February 08 2010 by Joellen Killion

Late last year, the Consortium on Chicago School Research published a summative report on the data it has collected on Chicago Public Schools over the past two decades. Organizing Schools for Improvement: Lessons from Chicago cites five ingredients that work together to contribute to school improvement that leads to student achievement. These ingredients transcended changes in district leadership and in school reform initiatives, and the report confirms that working on any one ingredient alone is insufficient to produce significant and lasting results.

Not surprisingly, the ingredients are:

  • Strategic school leadership that focused on instruction and includes others beyond principals;
  • Deeper connection with parents and community that make schools open and welcoming;
  • Purposeful development of professional capacity including professional development and collaborative work;
  • Safe environment that creates support learning; and
  • Strong instructional guidance and materials.

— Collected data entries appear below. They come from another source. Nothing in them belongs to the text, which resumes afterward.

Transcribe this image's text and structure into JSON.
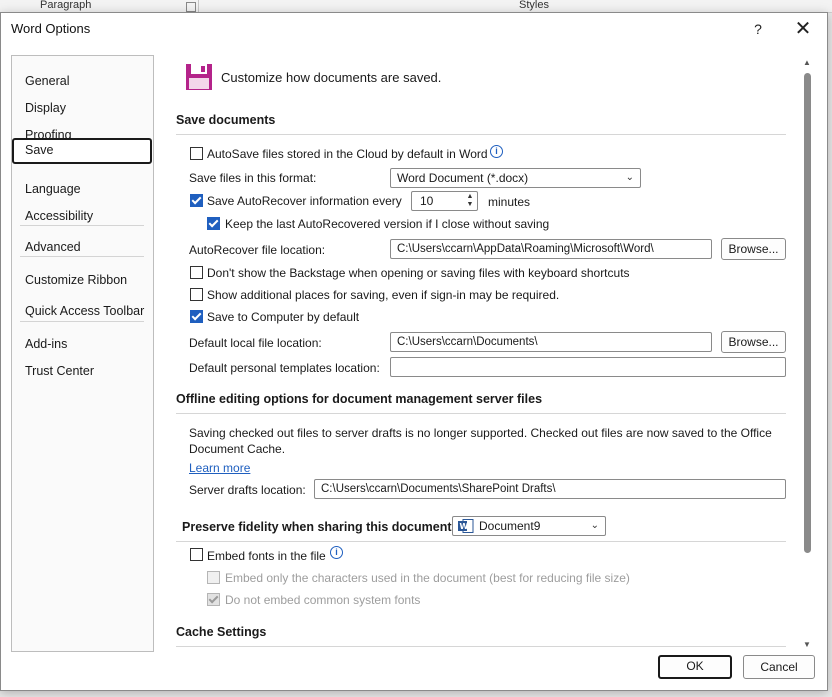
{
  "background": {
    "paragraph_label": "Paragraph",
    "styles_label": "Styles"
  },
  "window": {
    "title": "Word Options",
    "help_label": "?",
    "close_label": "✕"
  },
  "nav": {
    "items": [
      {
        "label": "General"
      },
      {
        "label": "Display"
      },
      {
        "label": "Proofing"
      },
      {
        "label": "Save",
        "selected": true
      },
      {
        "label": "Language"
      },
      {
        "label": "Accessibility"
      },
      {
        "label": "Advanced"
      },
      {
        "label": "Customize Ribbon"
      },
      {
        "label": "Quick Access Toolbar"
      },
      {
        "label": "Add-ins"
      },
      {
        "label": "Trust Center"
      }
    ]
  },
  "header": {
    "text": "Customize how documents are saved.",
    "icon": "floppy-disk-icon"
  },
  "save_documents": {
    "title": "Save documents",
    "autosave_label": "AutoSave files stored in the Cloud by default in Word",
    "autosave_checked": false,
    "format_label": "Save files in this format:",
    "format_value": "Word Document (*.docx)",
    "autorecover_label": "Save AutoRecover information every",
    "autorecover_checked": true,
    "autorecover_minutes": "10",
    "minutes_label": "minutes",
    "keep_label": "Keep the last AutoRecovered version if I close without saving",
    "keep_checked": true,
    "ar_location_label": "AutoRecover file location:",
    "ar_location_value": "C:\\Users\\ccarn\\AppData\\Roaming\\Microsoft\\Word\\",
    "browse_label": "Browse...",
    "backstage_label": "Don't show the Backstage when opening or saving files with keyboard shortcuts",
    "backstage_checked": false,
    "additional_label": "Show additional places for saving, even if sign-in may be required.",
    "additional_checked": false,
    "computer_label": "Save to Computer by default",
    "computer_checked": true,
    "local_label": "Default local file location:",
    "local_value": "C:\\Users\\ccarn\\Documents\\",
    "browse2_label": "Browse...",
    "templates_label": "Default personal templates location:",
    "templates_value": ""
  },
  "offline": {
    "title": "Offline editing options for document management server files",
    "paragraph": "Saving checked out files to server drafts is no longer supported. Checked out files are now saved to the Office Document Cache.",
    "learn_more": "Learn more",
    "server_label": "Server drafts location:",
    "server_value": "C:\\Users\\ccarn\\Documents\\SharePoint Drafts\\"
  },
  "fidelity": {
    "title": "Preserve fidelity when sharing this document:",
    "document_value": "Document9",
    "embed_label": "Embed fonts in the file",
    "embed_checked": false,
    "embed_only_label": "Embed only the characters used in the document (best for reducing file size)",
    "embed_only_checked": false,
    "no_common_label": "Do not embed common system fonts",
    "no_common_checked": true
  },
  "cache": {
    "title": "Cache Settings"
  },
  "footer": {
    "ok_label": "OK",
    "cancel_label": "Cancel"
  },
  "colors": {
    "accent": "#1f5fbf",
    "floppy": "#b4238a"
  }
}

Remarkably, while each ingredient contributes to some improvements in student achievement, schools that had all five were 10 times more likely than schools with strengths in one or two areas to see gains in student achievement in mathematics and reading. An Education Week article on the report notes how different these five ingredients are from recent federal policy recommendations for improving schools. They do not include notable policy recommendations such as replacing teachers, closing schools, added compensation, more stringent teacher evaluation, or even more student assessment.

Of particular interest to NSDC and its members is the ingredient on professional capacity. According to the authors, professional capacity refers to "the quality of the faculty and staff recruited to the school, their base beliefs and values about change, the quality of ongoing professional development and the capacity of staff to work together. Schools where teachers were highly committed to the school and inclined to embrace innovation were five times more likely to improve in reading and four times more likely to improve in math than schools weak on this measure."

This study confirms what NSDC advocates: Professional learning in collaborative communities focused on expanding teachers' content knowledge, efficacy, and pedagogy, improves student achievement. NSDC does not claim that professional learning alone will make the substantive and lasting changes needed to improve schools, although the report provides evidence that it does. NSDC knows that a comprehensive approach to improving schools is essential for transformative change. Its strategic plan calls for policies at the district, state, and national level, improved evidence about what works, developing school leadership, closing achievement gaps by increasing collaboration and professional capacity, and engaging thought leaders within and outside of education to advance the message of the importance of educator learning.

Joellen Killion is NSDC's deputy executive director.